Pietro Zola chiede la costituzione di una commissione d’inchiesta che accerti cosa è accaduto nel passato e ne riferisca, se ci sono gli estremi, alla magistratura.

La decisione della Banca Popolare del Frusinate di mollare il fronte Zola segue di poco l’analoga decisione di Federlazio, comunicata dal presidente Alessandro Casinelli per la Federazione delle Piccole e Medie Imprese. A cascata li ha seguiti Confimprese con il presidente Guido D’Amico che fino alla fine ha tentato una mediazione. All’appello continua a mancare pure Marcello Pigliacelli e la Camera di Commercio che pure erano stati i principali promotori della presidenza a Pietro Zola: da tempo non partecipano alle riunioni.

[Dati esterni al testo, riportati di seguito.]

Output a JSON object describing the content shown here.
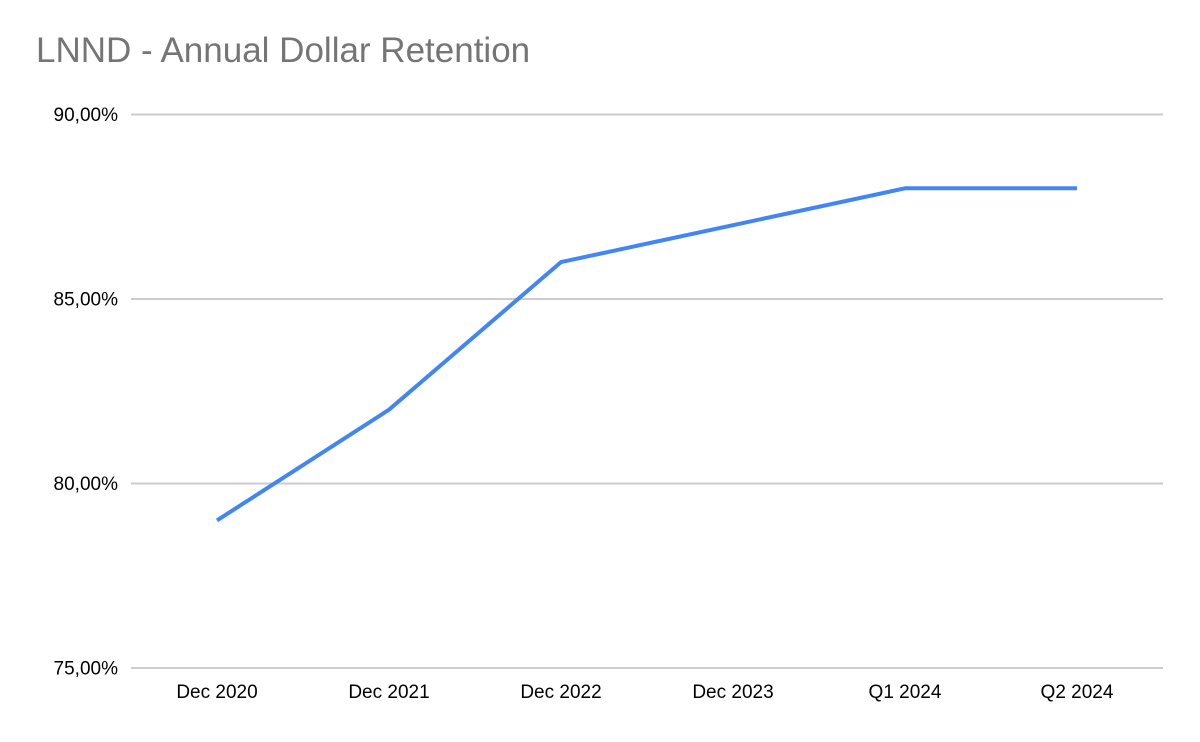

Il presidente Zola, può contare solo sull’appoggio della potente organizzazione degli industriali Unindustria (all’interno della quale – nella sezione Credito – c’è a pieno titolo la Banca Popolare del Cassinate). Nonostante questo, non arretra di un solo centimetro (leggi qui il precedente): non intende modificare nemmeno una sola virgola della sua relazione, intende portare all’esame dei soci la questione del direttore generale Nino Gargano, vuole abolire la carica e congedarlo.

L’eliminazione del direttore generale faceva parte del programma di Pietro Zola e degli alleati che ne avevano ottenuto l’elezione, poi con il passare dei mesi le condizioni politiche sono mutate. Le convinzioni di Pietro Zola no.

Per aggirare il rischio di un ricorso di Nino Gargano al Tribunale del Lavoro, un eminente studio legale di Cassino ha suggerito di eliminare la funzione di direttore generale per assegnarne le competenze al presidente. Ma la Ficei – la Federazione che riunisce tutti i consorzi industriali in Italia – ha espresso un parere secondo il quale ciò è inattuabile anche perché nessun consorzio industriale in Italia è privo di direttore generale che è una figura indispensabile per il suo funzionamento. Elemento che ha spaccato ancora di più

Se le diplomazie non scioglieranno l’assedio prima della riunione del Consiglio d’Amministrazione, l’assedio al presidente si trasformerà in un attacco. Con il quale farlo cadere.